[Math] Hatcher exercise 2.1.6 (Simplicial homology)

Question

Compute the simplicial homology groups of the $\Delta$-complex obtained from $n+1$ $2$-simplices $\Delta_0^2,…,\Delta_n^2$ by identifying all three edges of $\Delta_0^2$ to a single edge, and for $i>0$ identifying the edges $[v_0,v_1]$ and $[v_1,v_2]$ of $\Delta_i^2$ to a single edge and the edge $[v_0, v_2]$ to the edge $[v_0, v_1]$ of $\Delta_{i-1}^2$.

My attempt:

Our space $X$ has $1$ vertex, $n+1$ edges and $n+1$ faces.

We have $\partial_0=0$ and $\partial_1=0$. So we conclude that $H_0(X) = \ker \partial_0 / \text{Im} \partial_1 \approx \mathbb{Z}$.
Also $H_n(X)$ is trivial for $n>2$.

Now let's compute $H_1(X) = \ker \partial_1 / \text{Im} \partial_2$. Let's call the vertex $v$, the edges $a_i$ and the faces $U_i$ $(i=0,1,…,n)$.
We then have $$\partial_2(U_0)= a_0, \qquad \partial_2(U_i) = 2a_i – a_{i-1} \quad (i\neq0).$$

So $\text{Im} \partial_2 = < a_0, 2a_1-a_o,…,2 a_n – a_{n-1}>$.
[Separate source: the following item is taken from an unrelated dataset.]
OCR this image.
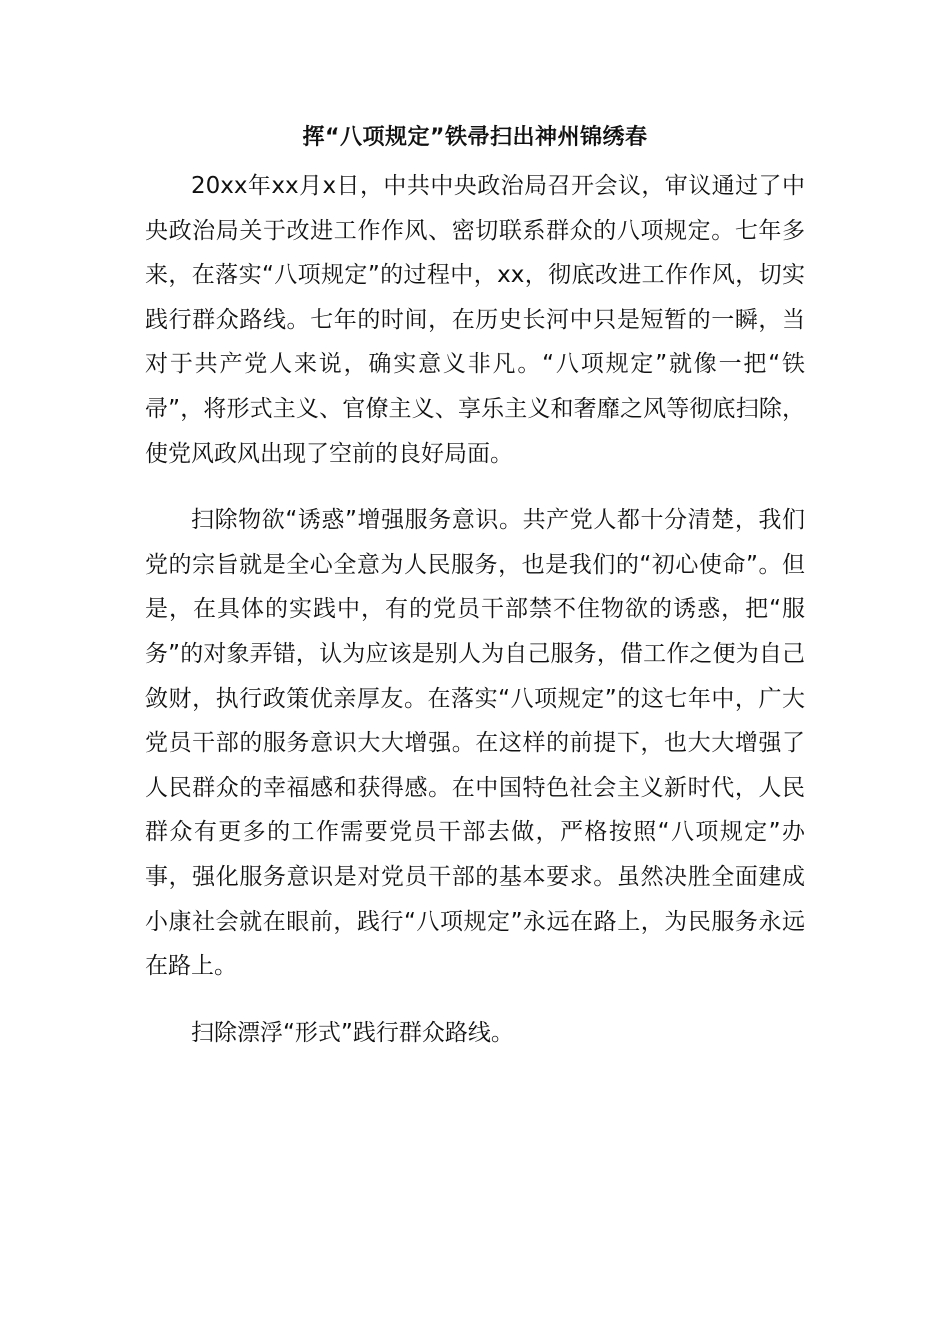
挥“八项规定”铁帚扫出神州锦绣春

20xx年xx月x日，中共中央政治局召开会议，审议通过了中央政治局关于改进工作作风、密切联系群众的八项规定。七年多来，在落实“八项规定”的过程中，xx，彻底改进工作作风，切实践行群众路线。七年的时间，在历史长河中只是短暂的一瞬，当对于共产党人来说，确实意义非凡。“八项规定”就像一把“铁帚”，将形式主义、官僚主义、享乐主义和奢靡之风等彻底扫除，使党风政风出现了空前的良好局面。

扫除物欲“诱惑”增强服务意识。共产党人都十分清楚，我们党的宗旨就是全心全意为人民服务，也是我们的“初心使命”。但是，在具体的实践中，有的党员干部禁不住物欲的诱惑，把“服务”的对象弄错，认为应该是别人为自己服务，借工作之便为自己敛财，执行政策优亲厚友。在落实“八项规定”的这七年中，广大党员干部的服务意识大大增强。在这样的前提下，也大大增强了人民群众的幸福感和获得感。在中国特色社会主义新时代，人民群众有更多的工作需要党员干部去做，严格按照“八项规定”办事，强化服务意识是对党员干部的基本要求。虽然决胜全面建成小康社会就在眼前，践行“八项规定”永远在路上，为民服务永远在路上。

扫除漂浮“形式”践行群众路线。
Also since $\partial_1=0$, we have $\ker \partial_1 = <a_0,…,a_n> \approx \mathbb{Z}^{n+1}$

Is this correct? How do we compute the factor group $H_1(X)$ from this?

Answer 1

One way to compute the factor group would be to view $\textrm{Im}(\partial_2)$ as the largest element in the following ascending chain:

• $\langle a_0\rangle \subset \langle a_0, 2a_1 - a_0\rangle \subset \langle a_0, 2a_1 - a_0, 2a_2-a_1\rangle \subset \dots \subset \langle a_0, 2a_1 - a_0, \ldots, 2a_n - a_{n-1}\rangle $

Now you can inductively determine the isomorphism class (in the standard classification of finitely-generated abelian groups) of the quotient $\mathbb{Z}^{n+1} / \langle a_0, 2a_1 - a_0, \ldots, 2a_{i+1} - a_{i}\rangle$ for $i = 0, 1, \ldots, n-1$. It is clear, for instance, that $\mathbb{Z}^{n+1}/\langle a_0\rangle \cong \mathbb{Z}^n$. Hopefully that is enough get started.